We have the fault line below us too and the lava thing going on north of us in Yellowstone. And then there's the insane below zero weather in the winter and the 45 days of summer...which are over, had frost last night. And I still love it here.

Crying for our brothers and sisters in the south. What a miserable thing. Any one of them would love to wake up in their own bed with frost on the roof.

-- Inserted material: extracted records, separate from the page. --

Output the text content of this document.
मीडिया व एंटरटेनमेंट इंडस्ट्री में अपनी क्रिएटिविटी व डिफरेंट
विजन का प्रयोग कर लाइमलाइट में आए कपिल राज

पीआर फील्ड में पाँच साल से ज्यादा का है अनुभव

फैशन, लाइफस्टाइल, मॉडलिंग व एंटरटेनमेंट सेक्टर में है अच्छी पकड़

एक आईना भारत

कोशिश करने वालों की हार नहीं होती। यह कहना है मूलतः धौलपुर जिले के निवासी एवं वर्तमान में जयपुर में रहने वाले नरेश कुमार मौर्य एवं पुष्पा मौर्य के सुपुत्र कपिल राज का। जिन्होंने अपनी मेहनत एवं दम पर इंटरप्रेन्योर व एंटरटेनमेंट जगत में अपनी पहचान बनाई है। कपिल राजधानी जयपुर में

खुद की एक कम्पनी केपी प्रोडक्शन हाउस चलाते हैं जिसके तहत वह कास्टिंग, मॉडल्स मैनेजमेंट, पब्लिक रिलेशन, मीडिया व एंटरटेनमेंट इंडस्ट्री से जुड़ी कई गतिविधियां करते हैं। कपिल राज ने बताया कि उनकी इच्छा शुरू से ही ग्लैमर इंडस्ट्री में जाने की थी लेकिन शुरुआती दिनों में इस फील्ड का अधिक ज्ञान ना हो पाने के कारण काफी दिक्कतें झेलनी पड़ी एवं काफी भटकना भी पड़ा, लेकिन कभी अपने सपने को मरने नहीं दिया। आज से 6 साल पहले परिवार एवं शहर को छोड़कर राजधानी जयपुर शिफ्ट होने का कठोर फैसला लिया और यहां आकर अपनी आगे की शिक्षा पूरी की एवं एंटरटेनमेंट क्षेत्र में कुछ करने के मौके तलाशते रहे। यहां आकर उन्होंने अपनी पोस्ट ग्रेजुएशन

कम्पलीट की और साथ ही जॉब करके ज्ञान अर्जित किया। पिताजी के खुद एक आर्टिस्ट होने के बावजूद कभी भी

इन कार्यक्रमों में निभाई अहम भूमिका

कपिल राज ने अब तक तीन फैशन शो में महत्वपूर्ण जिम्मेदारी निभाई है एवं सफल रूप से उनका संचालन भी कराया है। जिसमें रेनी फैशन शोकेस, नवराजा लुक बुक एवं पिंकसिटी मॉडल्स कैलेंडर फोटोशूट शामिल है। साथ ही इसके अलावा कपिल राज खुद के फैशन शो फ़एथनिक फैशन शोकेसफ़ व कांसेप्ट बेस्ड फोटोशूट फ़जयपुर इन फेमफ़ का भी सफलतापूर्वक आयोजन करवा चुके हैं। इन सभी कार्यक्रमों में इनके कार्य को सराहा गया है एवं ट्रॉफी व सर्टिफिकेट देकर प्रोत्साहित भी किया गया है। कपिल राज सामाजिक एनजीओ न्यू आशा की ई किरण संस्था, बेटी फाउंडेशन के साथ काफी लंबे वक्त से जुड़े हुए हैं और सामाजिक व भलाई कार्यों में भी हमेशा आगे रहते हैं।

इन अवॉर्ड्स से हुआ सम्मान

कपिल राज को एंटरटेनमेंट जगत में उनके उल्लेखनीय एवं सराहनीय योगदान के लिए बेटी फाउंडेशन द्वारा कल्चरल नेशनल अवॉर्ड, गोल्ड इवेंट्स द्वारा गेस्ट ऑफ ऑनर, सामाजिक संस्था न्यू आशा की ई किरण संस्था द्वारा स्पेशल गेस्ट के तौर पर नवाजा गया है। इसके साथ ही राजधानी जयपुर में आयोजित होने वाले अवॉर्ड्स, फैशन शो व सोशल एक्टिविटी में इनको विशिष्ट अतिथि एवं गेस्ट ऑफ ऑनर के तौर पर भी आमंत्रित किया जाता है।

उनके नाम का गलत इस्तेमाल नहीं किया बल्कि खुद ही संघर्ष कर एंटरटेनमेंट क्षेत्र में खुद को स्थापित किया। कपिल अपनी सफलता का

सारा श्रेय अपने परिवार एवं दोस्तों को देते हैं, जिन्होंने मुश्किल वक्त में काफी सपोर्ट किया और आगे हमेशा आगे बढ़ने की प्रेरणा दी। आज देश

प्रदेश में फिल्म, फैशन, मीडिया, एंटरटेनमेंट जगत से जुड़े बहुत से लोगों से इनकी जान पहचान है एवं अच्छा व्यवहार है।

Live every day to the full, M. Sending big juicy kisses to your sweet brow.

XXXX

8:29 AM

 
Blogger Mikki Marshall said...

All of it is so true and to think that we go on with disaster plans sitting on the desk. When the World Trade Center attack occured and New York came to a standstill, I had a list on my fridge. My friend Amy and I would spend hours on the phone discussing routes of escape, who should pack what. So small in the overall scope.
My friend Terence has family in New Orleans who lost everything, he is going home on Friday to support.

9:34 AM

 
Blogger mireille said...

I'm so sorry for Terence's losses, Still Life. Please, if you can, convey that to him? xoxo

9:59 AM

 
Blogger Mikki Marshall said...

oh how kind of you...i will show him this post when he comes over this evening.